Emmanuel Macron a conforté l’impression d’une prise de distance avec la traditionnelle position d’équilibre de la France sur le conflit israélo-palestinien. Ainsi, depuis le début de cette nouvelle guerre, outre le sentiment d’une indignation sélective, on soulignera l’absence persistante d’appel au cessez-le-feu et de condamnation des crimes de guerre israéliens, le rappel tardif au respect du droit international, ou encore à l’interdiction initiale des manifestations en soutien aux Palestiniens. D’autres signes ne trompent pas. Alors Premier ministre d’E. Macron, Jean Castex, avait déclaré que « Jérusalem est la capitale éternelle du peuple juif » (le 24 février 2022, au dîner annuel du CRIF), en contradiction manifeste avec le droit international. Dans la continuité, il n’a pas hésité à blâmé les ONG, telles Amnesty International, qui estiment qu’Israël soumet les Palestiniens à un régime d’« apartheid ». Compte tenu du primat présidentiel sur de tels dossiers, on peut supposer que l’Elysée a donné son aval à ce type de prise de position.
En érigeant la lutte contre l’antisémitisme en vecteur de la diplomatie française dans le conflit israélo-palestinien, cela nourrit l’importation du conflit tout en brouillant la voix de la France au Moyen-Orient.

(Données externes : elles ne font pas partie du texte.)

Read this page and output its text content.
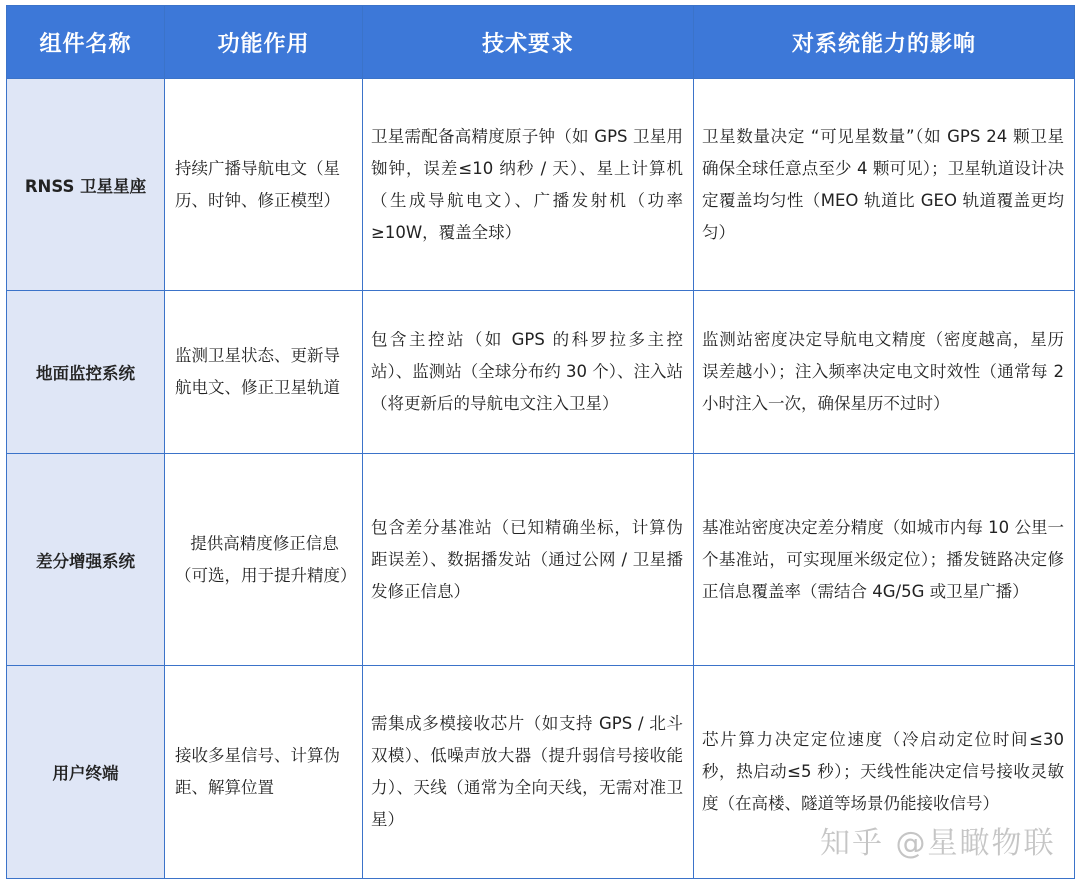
组件名称	功能作用	技术要求	对系统能力的影响
RNSS 卫星星座	持续广播导航电文（星历、时钟、修正模型）	卫星需配备高精度原子钟（如 GPS 卫星用铷钟，误差≤10 纳秒 / 天）、星上计算机（生成导航电文）、广播发射机（功率≥10W，覆盖全球）	卫星数量决定 “可见星数量”（如 GPS 24 颗卫星确保全球任意点至少 4 颗可见）；卫星轨道设计决定覆盖均匀性（MEO 轨道比 GEO 轨道覆盖更均匀）
地面监控系统	监测卫星状态、更新导航电文、修正卫星轨道	包含主控站（如 GPS 的科罗拉多主控站）、监测站（全球分布约 30 个）、注入站（将更新后的导航电文注入卫星）	监测站密度决定导航电文精度（密度越高，星历误差越小）；注入频率决定电文时效性（通常每 2 小时注入一次，确保星历不过时）
差分增强系统	提供高精度修正信息（可选，用于提升精度）	包含差分基准站（已知精确坐标，计算伪距误差）、数据播发站（通过公网 / 卫星播发修正信息）	基准站密度决定差分精度（如城市内每 10 公里一个基准站，可实现厘米级定位）；播发链路决定修正信息覆盖率（需结合 4G/5G 或卫星广播）
用户终端	接收多星信号、计算伪距、解算位置	需集成多模接收芯片（如支持 GPS / 北斗双模）、低噪声放大器（提升弱信号接收能力）、天线（通常为全向天线，无需对准卫星）	芯片算力决定定位速度（冷启动定位时间≤30 秒，热启动≤5 秒）；天线性能决定信号接收灵敏度（在高楼、隧道等场景仍能接收信号）
知乎 @星瞰物联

Comment expliquer ce glissement? Si celui-ci participe d’une reconfiguration de l’ordre mondial marqué notamment par la cristallisation d’un bloc occidental, l’évolution de la position française s’explique aussi par des considérations internes. Outre la présence en France des plus importantes communautés juive et musulmane d’Europe, le thème de la lutte contre l’antisémitisme (aussi louable qu’impérative) s’est imposé comme une variable de la position française dans le conflit israélo-palestinien. La tribune signée dans le New York Times – en pleine offensive militaire israélienne à Gaza (opération dite « Bordure protectrice ») – par les ministres des Affaires étrangères et de l’Intérieur, L. Fabius et B. Cazeneuve, et intitulée « La France n’est pas une nation antisémite » est symptomatique. Or, en érigeant la lutte contre l’antisémitisme en vecteur de la diplomatie française dans le conflit israélo-palestinien, cela nourrit l’importation du conflit tout en brouillant la voix de la France au Moyen-Orient.
Ainsi, des considérations d’ordre interne sont essentielles dans la position française. Le conflit israélo-palestinien est aussi une question de politique nationale; une source de tension par-delà les sphères communautaires et partisanes qui suscite une forme de fébrilité jusqu’au sommet de l’Etat.